项目名称: 基于非独立同分布样本的统计学习理论研究与应用
项目编号: No.61473328
项目类型: 面上项目
立项/批准年度: 2015
项目学科: 其他
项目作者: 张超
作者单位: 大连理工大学
项目金额: 58万元
中文摘要: 经典的统计学习理论结果大多是基于样本独立同分布假设的,然而此假设在很多实际问题中无法满足,例如:信道估计、时间序列预测和泛函数据分析等。尽管已有诸多非独立同分布学习模型被应用到实际问题中,但是对这类学习模型的理论分析还相对薄弱。本项目拟将经典的统计学理论结果推广到非独立同分布学习问题中去。考虑到非独立同分布学习过程的复杂性,我们将研究几种基于代表性随机过程的学习过程,其中包括:near-epoch dependence、L1-mixingale、Markov过程和高斯过程等。对于每一种学习过程,我们将得到适用于该学习过程的偏差不等式和对称不等式并求得泛化界,进而分析此学习过程的一致性和收敛率。我们还将研究由时间泛函构成的函数类复杂度的性质以及非独立同分布学习模型的可学习性等。并以得到的理论结果为基础,我们将归纳出非独立同分布学习问题的共性并对已有的算法模型进行改进。
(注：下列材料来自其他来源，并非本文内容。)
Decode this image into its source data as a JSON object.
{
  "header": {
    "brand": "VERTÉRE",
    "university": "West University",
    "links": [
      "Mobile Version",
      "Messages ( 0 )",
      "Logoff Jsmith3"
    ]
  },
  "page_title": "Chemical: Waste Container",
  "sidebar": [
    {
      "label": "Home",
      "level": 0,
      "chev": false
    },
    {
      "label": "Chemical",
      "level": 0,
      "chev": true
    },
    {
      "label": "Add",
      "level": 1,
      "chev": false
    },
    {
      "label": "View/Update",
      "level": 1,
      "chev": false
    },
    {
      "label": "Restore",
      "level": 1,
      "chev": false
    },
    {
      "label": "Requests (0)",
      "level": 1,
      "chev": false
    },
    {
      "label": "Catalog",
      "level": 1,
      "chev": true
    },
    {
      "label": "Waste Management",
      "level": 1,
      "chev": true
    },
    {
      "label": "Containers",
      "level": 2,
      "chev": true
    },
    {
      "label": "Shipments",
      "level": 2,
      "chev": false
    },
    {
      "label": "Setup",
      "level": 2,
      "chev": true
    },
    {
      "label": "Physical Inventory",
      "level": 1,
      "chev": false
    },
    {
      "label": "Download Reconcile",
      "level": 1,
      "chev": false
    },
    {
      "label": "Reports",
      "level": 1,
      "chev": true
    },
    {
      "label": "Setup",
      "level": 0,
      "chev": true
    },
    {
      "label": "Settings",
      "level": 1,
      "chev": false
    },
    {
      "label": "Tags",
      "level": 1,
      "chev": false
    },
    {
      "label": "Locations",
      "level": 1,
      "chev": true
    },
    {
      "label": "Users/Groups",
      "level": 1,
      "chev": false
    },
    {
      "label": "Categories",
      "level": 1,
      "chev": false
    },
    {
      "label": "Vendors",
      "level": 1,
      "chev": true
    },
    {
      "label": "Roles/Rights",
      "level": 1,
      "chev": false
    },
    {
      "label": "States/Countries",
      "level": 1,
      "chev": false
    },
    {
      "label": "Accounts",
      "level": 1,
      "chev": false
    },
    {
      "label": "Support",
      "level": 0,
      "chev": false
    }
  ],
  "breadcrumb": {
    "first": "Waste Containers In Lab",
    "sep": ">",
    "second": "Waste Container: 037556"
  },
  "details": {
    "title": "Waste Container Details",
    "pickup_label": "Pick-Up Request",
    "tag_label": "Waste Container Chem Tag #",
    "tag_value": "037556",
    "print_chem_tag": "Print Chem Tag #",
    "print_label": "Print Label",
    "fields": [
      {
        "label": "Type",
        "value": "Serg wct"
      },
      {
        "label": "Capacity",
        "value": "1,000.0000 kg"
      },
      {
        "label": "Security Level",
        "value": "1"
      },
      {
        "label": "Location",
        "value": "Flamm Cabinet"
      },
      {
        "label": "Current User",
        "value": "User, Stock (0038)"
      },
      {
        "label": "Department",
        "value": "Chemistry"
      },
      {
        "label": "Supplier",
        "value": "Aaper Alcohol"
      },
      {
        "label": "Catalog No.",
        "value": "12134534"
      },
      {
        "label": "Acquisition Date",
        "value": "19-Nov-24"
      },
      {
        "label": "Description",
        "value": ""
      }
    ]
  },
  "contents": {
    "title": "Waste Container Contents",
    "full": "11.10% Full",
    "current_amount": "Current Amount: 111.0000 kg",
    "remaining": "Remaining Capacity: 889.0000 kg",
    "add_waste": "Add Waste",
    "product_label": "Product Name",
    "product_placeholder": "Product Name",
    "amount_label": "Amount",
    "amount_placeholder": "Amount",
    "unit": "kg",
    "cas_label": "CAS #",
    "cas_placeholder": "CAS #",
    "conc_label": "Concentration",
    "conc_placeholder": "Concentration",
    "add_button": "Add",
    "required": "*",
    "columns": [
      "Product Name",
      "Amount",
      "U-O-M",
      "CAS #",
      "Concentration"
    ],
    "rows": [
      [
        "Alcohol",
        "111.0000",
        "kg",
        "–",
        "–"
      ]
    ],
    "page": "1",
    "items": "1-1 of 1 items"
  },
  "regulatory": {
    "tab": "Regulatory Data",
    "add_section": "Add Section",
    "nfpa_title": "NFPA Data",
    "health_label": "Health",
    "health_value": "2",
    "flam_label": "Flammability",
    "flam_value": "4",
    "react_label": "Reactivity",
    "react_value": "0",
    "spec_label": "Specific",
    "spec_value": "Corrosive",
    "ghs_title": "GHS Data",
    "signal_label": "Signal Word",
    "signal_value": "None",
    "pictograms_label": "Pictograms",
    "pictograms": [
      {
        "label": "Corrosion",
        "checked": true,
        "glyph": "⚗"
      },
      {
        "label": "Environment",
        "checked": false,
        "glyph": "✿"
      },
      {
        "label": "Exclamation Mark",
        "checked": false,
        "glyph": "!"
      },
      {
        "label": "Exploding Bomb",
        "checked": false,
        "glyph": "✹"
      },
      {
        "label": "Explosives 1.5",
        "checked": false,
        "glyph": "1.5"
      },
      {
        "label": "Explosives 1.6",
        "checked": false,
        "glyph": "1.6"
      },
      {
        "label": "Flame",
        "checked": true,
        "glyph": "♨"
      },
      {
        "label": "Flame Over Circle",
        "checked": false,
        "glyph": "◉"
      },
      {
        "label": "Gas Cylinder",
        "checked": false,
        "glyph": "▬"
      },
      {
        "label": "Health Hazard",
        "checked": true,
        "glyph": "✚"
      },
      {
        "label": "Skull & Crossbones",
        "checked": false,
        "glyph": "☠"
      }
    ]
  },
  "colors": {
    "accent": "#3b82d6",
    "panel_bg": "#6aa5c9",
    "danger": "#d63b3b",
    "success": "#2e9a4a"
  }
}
中文关键词: 统计学习理论;非独立同分布;一致性;泛化界;经验风险最小化
英文摘要: The classical results of statistical learning theory are almost built under the assumption that samples are independently drawn from an identical distribution. However, this assumption is not always valid in practice, for example, estimation of information channel,prediction of time serials and functional data analysis.There have been many learning models developed for the non-i.i.d. learning problems, but the relevant theoretical analysis is still in the beginning stages. In this project, we will extend the classical results of the statistical learning theory to the scenario of non-i.i.d. samples. Since the non-i.i.d. scenario contains a wide variety of cases, it is impossible to find a unified form to cover all the cases. Instead,one feasible scheme is to find some representative processes,e.g., near-epoch dependence, L1-mixingale, Markov processes and Gaussian processes, which cover several useful cases in the scenario of non-i.i.d. samples, and then we study the theoretical properties of the learning process for each representative stochastic process individually. For each learning process, we will obtain the corresponding deviation inequalities, symmetrization inequalities and generalization bounds. We then analyze the consistence and the rate of convergence of the learning process. Next, we will study the complexity measures of the function classes evaluated at the real domain and the time interval and analyze the learnability of the existing learning models for the non-i.i.d. scenario. Based on the theoretical findings, we will induce the general characteristics of the non-i.i.d. learning processes and then improve the existing non-i.i.d. models.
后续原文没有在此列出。